Seattle-based online music service Rhapsody has announced today that it’s in the process of purchasing the once dominant music file sharing company Napster. Under the terms of the deal, Rhapsody will take over Napster’s subscriber base and other assets, and Best Buy, who purchased Napster for a reported $121 million in 2008, will get a minority stake in Rhapsody. The specific financial details haven’t been disclosed yet. According to the press release, all parties expect final details of the purchase to be worked out around November.
What’s clear here is that Best Buy is waking up and no longer feels that Napster represents the future of music like it once did. It’s surprising that they were suckered into spending that kind of cash on a fledgling peer to peer music service amidst the recession of 2008. Then again, big box retailers are rarely quick to recognize what consumers already know.

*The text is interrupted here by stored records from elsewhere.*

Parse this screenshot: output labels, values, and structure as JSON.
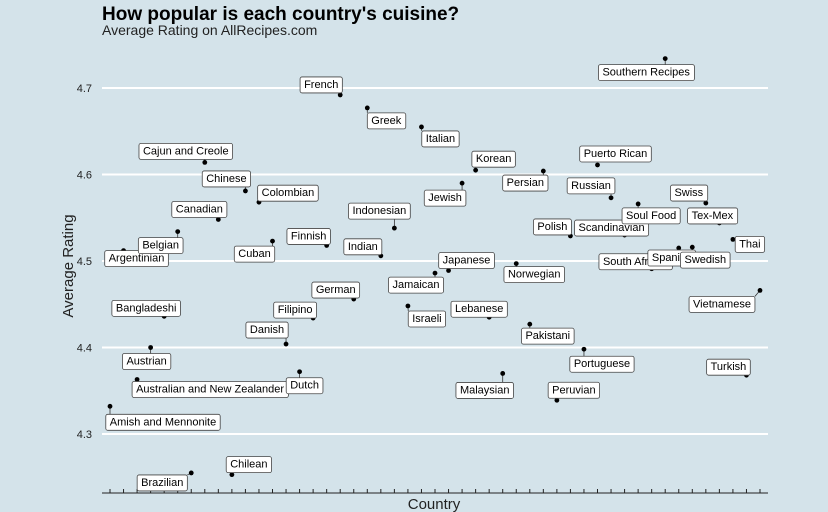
{
  "chart_data": {
    "type": "scatter",
    "title": "How popular is each country's cuisine?",
    "subtitle": "Average Rating on AllRecipes.com",
    "xlabel": "Country",
    "ylabel": "Average Rating",
    "ylim": [
      4.245,
      4.745
    ],
    "yticks": [
      4.3,
      4.4,
      4.5,
      4.6,
      4.7
    ],
    "grid": "horizontal",
    "background": "#d4e3ea",
    "gridline_color": "#ffffff",
    "points": [
      {
        "label": "Amish and Mennonite",
        "value": 4.332
      },
      {
        "label": "Argentinian",
        "value": 4.512
      },
      {
        "label": "Australian and New Zealander",
        "value": 4.363
      },
      {
        "label": "Austrian",
        "value": 4.4
      },
      {
        "label": "Bangladeshi",
        "value": 4.436
      },
      {
        "label": "Belgian",
        "value": 4.534
      },
      {
        "label": "Brazilian",
        "value": 4.255
      },
      {
        "label": "Cajun and Creole",
        "value": 4.614
      },
      {
        "label": "Canadian",
        "value": 4.548
      },
      {
        "label": "Chilean",
        "value": 4.253
      },
      {
        "label": "Chinese",
        "value": 4.581
      },
      {
        "label": "Colombian",
        "value": 4.568
      },
      {
        "label": "Cuban",
        "value": 4.523
      },
      {
        "label": "Danish",
        "value": 4.404
      },
      {
        "label": "Dutch",
        "value": 4.372
      },
      {
        "label": "Filipino",
        "value": 4.434
      },
      {
        "label": "Finnish",
        "value": 4.518
      },
      {
        "label": "French",
        "value": 4.692
      },
      {
        "label": "German",
        "value": 4.456
      },
      {
        "label": "Greek",
        "value": 4.677
      },
      {
        "label": "Indian",
        "value": 4.506
      },
      {
        "label": "Indonesian",
        "value": 4.538
      },
      {
        "label": "Israeli",
        "value": 4.448
      },
      {
        "label": "Italian",
        "value": 4.655
      },
      {
        "label": "Jamaican",
        "value": 4.486
      },
      {
        "label": "Japanese",
        "value": 4.489
      },
      {
        "label": "Jewish",
        "value": 4.59
      },
      {
        "label": "Korean",
        "value": 4.605
      },
      {
        "label": "Lebanese",
        "value": 4.435
      },
      {
        "label": "Malaysian",
        "value": 4.37
      },
      {
        "label": "Norwegian",
        "value": 4.497
      },
      {
        "label": "Pakistani",
        "value": 4.427
      },
      {
        "label": "Persian",
        "value": 4.604
      },
      {
        "label": "Peruvian",
        "value": 4.339
      },
      {
        "label": "Polish",
        "value": 4.529
      },
      {
        "label": "Portuguese",
        "value": 4.398
      },
      {
        "label": "Puerto Rican",
        "value": 4.611
      },
      {
        "label": "Russian",
        "value": 4.573
      },
      {
        "label": "Scandinavian",
        "value": 4.53
      },
      {
        "label": "Soul Food",
        "value": 4.566
      },
      {
        "label": "South African",
        "value": 4.491
      },
      {
        "label": "Southern Recipes",
        "value": 4.734
      },
      {
        "label": "Spanish",
        "value": 4.515
      },
      {
        "label": "Swedish",
        "value": 4.516
      },
      {
        "label": "Swiss",
        "value": 4.567
      },
      {
        "label": "Tex-Mex",
        "value": 4.544
      },
      {
        "label": "Thai",
        "value": 4.525
      },
      {
        "label": "Turkish",
        "value": 4.368
      },
      {
        "label": "Vietnamese",
        "value": 4.466
      }
    ]
  }
}
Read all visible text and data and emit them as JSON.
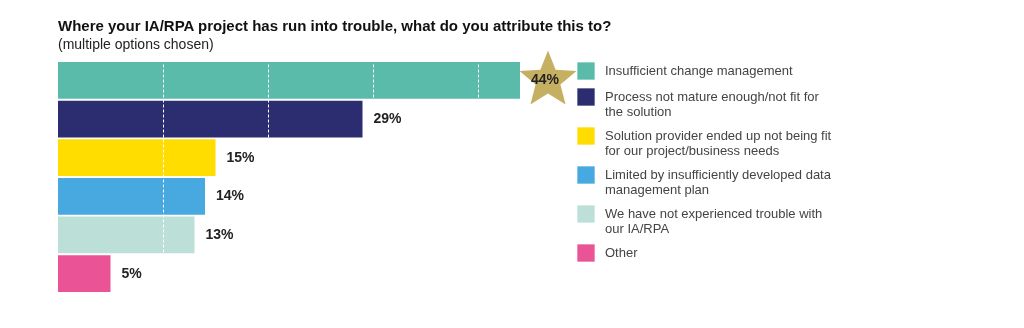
{
  "chart_data": {
    "type": "bar",
    "orientation": "horizontal",
    "title": "Where your IA/RPA project has run into trouble, what do you attribute this to?",
    "subtitle": "(multiple options chosen)",
    "categories": [
      null,
      null,
      null,
      null,
      null,
      null
    ],
    "series": [
      {
        "name": "Insufficient change management",
        "color": "#5bbbab",
        "values": [
          44,
          null,
          null,
          null,
          null,
          null
        ],
        "value_labels": [
          "44%",
          null,
          null,
          null,
          null,
          null
        ]
      },
      {
        "name": "Process not mature enough/not fit for the solution",
        "color": "#2b2d70",
        "values": [
          null,
          29,
          null,
          null,
          null,
          null
        ],
        "value_labels": [
          null,
          "29%",
          null,
          null,
          null,
          null
        ]
      },
      {
        "name": "Solution provider ended up not being fit for our project/business needs",
        "color": "#ffdd00",
        "values": [
          null,
          null,
          15,
          null,
          null,
          null
        ],
        "value_labels": [
          null,
          null,
          "15%",
          null,
          null,
          null
        ]
      },
      {
        "name": "Limited by insufficiently developed data management plan",
        "color": "#48a8e0",
        "values": [
          null,
          null,
          null,
          14,
          null,
          null
        ],
        "value_labels": [
          null,
          null,
          null,
          "14%",
          null,
          null
        ]
      },
      {
        "name": "We have not experienced trouble with our IA/RPA",
        "color": "#bce0d8",
        "values": [
          null,
          null,
          null,
          null,
          13,
          null
        ],
        "value_labels": [
          null,
          null,
          null,
          null,
          "13%",
          null
        ]
      },
      {
        "name": "Other",
        "color": "#ea5395",
        "values": [
          null,
          null,
          null,
          null,
          null,
          5
        ],
        "value_labels": [
          null,
          null,
          null,
          null,
          null,
          "5%"
        ]
      }
    ],
    "xticks": [
      {
        "value": 10,
        "label": null
      },
      {
        "value": 20,
        "label": null
      },
      {
        "value": 30,
        "label": null
      },
      {
        "value": 40,
        "label": null
      }
    ],
    "grid": "x",
    "legend": "right",
    "stacked": true
  }
}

Personally, it seems that Rhapsody is taking a gamble as well in their efforts to outmaneuver some of the new players in online music streaming such as Rdio, Spotify, and MOG. Rhapsody was ahead of it’s time years ago in trying to convince the industry that music streaming was the future. As Greg Sandoval at CNET points out, here in 2011, every major online player you can think of is banking their future on streaming and cloud services. Rhapsody clearly has a history of knowing what it’s doing. Right now, they want, or realistically, need more subscribers to remain competitive. I’m just not convinced Napster users (all 700,000 of them — if that) constitute a considerable power move for Rhapsody.
This might have been front page news several years ago, yet today, the Yahoo News/ABC News merger announced this morning is generating far more buzz. I like Rhapsody’s strategy of not sitting still. Maybe I’m the only one that isn’t convinced Napster is even significant.